Anyway to get that in a format that is readable where IE is not available?


This format is useful for vendor specific extensions. I feel sgi should create a new doc format allowing IHVs to plug into it. The user would then download docs from sgi and have it all in one place.

How about Docbook, or LaTex, or straightup html with some css.

I have Perl on my “to learn” list. Maybe I’ll put together a script to parse the txt files and spit them into LaTex.

[This message has been edited by PK (edited 03-22-2003).]

Originally posted by zeckensack:
The basic idea is that
1)FP data often comes in huge batches - a potential cache thrashing hazard
2)typical FP code doesn’t suffer as much from increased latency, as long as there’s enough bandwidth.
L2 would then be the natural choice, seeing how scarce L1 cache is on the P4.

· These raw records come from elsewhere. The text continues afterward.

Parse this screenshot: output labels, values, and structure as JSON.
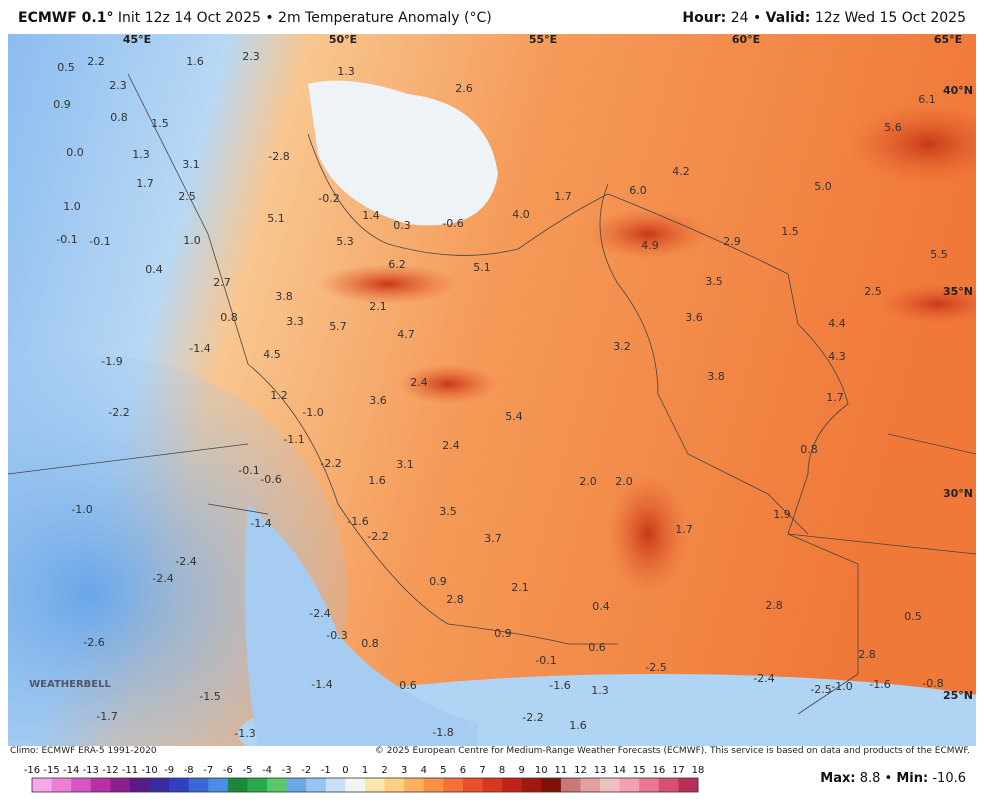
{
  "header": {
    "model": "ECMWF 0.1°",
    "init": "Init 12z 14 Oct 2025 • 2m Temperature Anomaly (°C)",
    "hour_label": "Hour:",
    "hour": "24 •",
    "valid_label": "Valid:",
    "valid": "12z Wed 15 Oct 2025"
  },
  "map_labels": [
    "0.5",
    "2.2",
    "2.3",
    "1.6",
    "2.3",
    "1.3",
    "2.6",
    "0.9",
    "0.8",
    "1.5",
    "0.0",
    "1.3",
    "3.1",
    "-2.8",
    "1.7",
    "2.5",
    "-0.2",
    "1.0",
    "1.4",
    "0.3",
    "-0.6",
    "4.0",
    "1.7",
    "6.0",
    "4.2",
    "5.0",
    "5.6",
    "6.1",
    "5.1",
    "-0.1",
    "-0.1",
    "1.0",
    "5.3",
    "6.2",
    "5.1",
    "4.9",
    "2.9",
    "1.5",
    "5.5",
    "0.4",
    "2.7",
    "3.5",
    "2.5",
    "3.8",
    "2.1",
    "0.8",
    "3.3",
    "5.7",
    "4.7",
    "3.6",
    "4.4",
    "-1.4",
    "4.5",
    "3.2",
    "-1.9",
    "4.3",
    "3.8",
    "2.4",
    "1.2",
    "3.6",
    "1.7",
    "-2.2",
    "-1.0",
    "5.4",
    "-1.1",
    "2.4",
    "0.8",
    "-0.1",
    "-2.2",
    "3.1",
    "-0.6",
    "1.6",
    "2.0",
    "2.0",
    "-1.0",
    "3.5",
    "1.9",
    "-1.6",
    "-1.4",
    "-2.2",
    "3.7",
    "1.7",
    "-2.4",
    "-2.4",
    "0.9",
    "2.1",
    "2.8",
    "0.4",
    "2.8",
    "-2.4",
    "0.5",
    "-0.3",
    "0.9",
    "0.8",
    "-2.6",
    "0.6",
    "-0.1",
    "2.8",
    "-2.5",
    "-1.4",
    "-1.6",
    "0.6",
    "1.3",
    "-2.4",
    "-2.5",
    "-1.0",
    "-1.6",
    "-0.8",
    "-1.5",
    "-1.7",
    "-2.2",
    "1.6",
    "-1.8",
    "-1.3"
  ],
  "grid_labels": [
    "45°E",
    "50°E",
    "55°E",
    "60°E",
    "65°E",
    "40°N",
    "35°N",
    "30°N",
    "25°N"
  ],
  "logo": "WEATHERBELL",
  "footer": {
    "climo": "Climo: ECMWF ERA-5 1991-2020",
    "copyright": "© 2025 European Centre for Medium-Range Weather Forecasts (ECMWF). This service is based on data and products of the ECMWF.",
    "max_label": "Max:",
    "max": "8.8 •",
    "min_label": "Min:",
    "min": "-10.6"
  },
  "colorbar": {
    "ticks": [
      -16,
      -15,
      -14,
      -13,
      -12,
      -11,
      -10,
      -9,
      -8,
      -7,
      -6,
      -5,
      -4,
      -3,
      -2,
      -1,
      0,
      1,
      2,
      3,
      4,
      5,
      6,
      7,
      8,
      9,
      10,
      11,
      12,
      13,
      14,
      15,
      16,
      17,
      18
    ],
    "colors": [
      "#f7a8e8",
      "#ec7ed8",
      "#d856c4",
      "#b92fa6",
      "#8c1f8c",
      "#5a1a8a",
      "#3a2aa0",
      "#3040c0",
      "#3a66d8",
      "#4a8ce8",
      "#1a8a3a",
      "#2aaa4a",
      "#5ac86a",
      "#6aa8e8",
      "#98c4f0",
      "#c8e0f8",
      "#f4f4f4",
      "#fbe6b0",
      "#fdd080",
      "#fdb060",
      "#fb9048",
      "#f47038",
      "#e85028",
      "#d83820",
      "#c02418",
      "#a01810",
      "#801008",
      "#c87878",
      "#e0a0a0",
      "#f0c0c0",
      "#f4a0b0",
      "#e87890",
      "#d85070",
      "#b83058"
    ]
  }
}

Or maybe Intel made a bad choice when reducing the L1 cache size to 8KB (data) and they noticed bypassing the L1 for FP often improved performance.

Kind of stupid considering how much the performance improved with the 32K on the PMMX.

Intel seems to be bent on clock rate thinking GHz sells chips. These guys are going backwards. Rememeber the cacheless Celeron? What a joke.
and what about RAMBUS? gimme a break.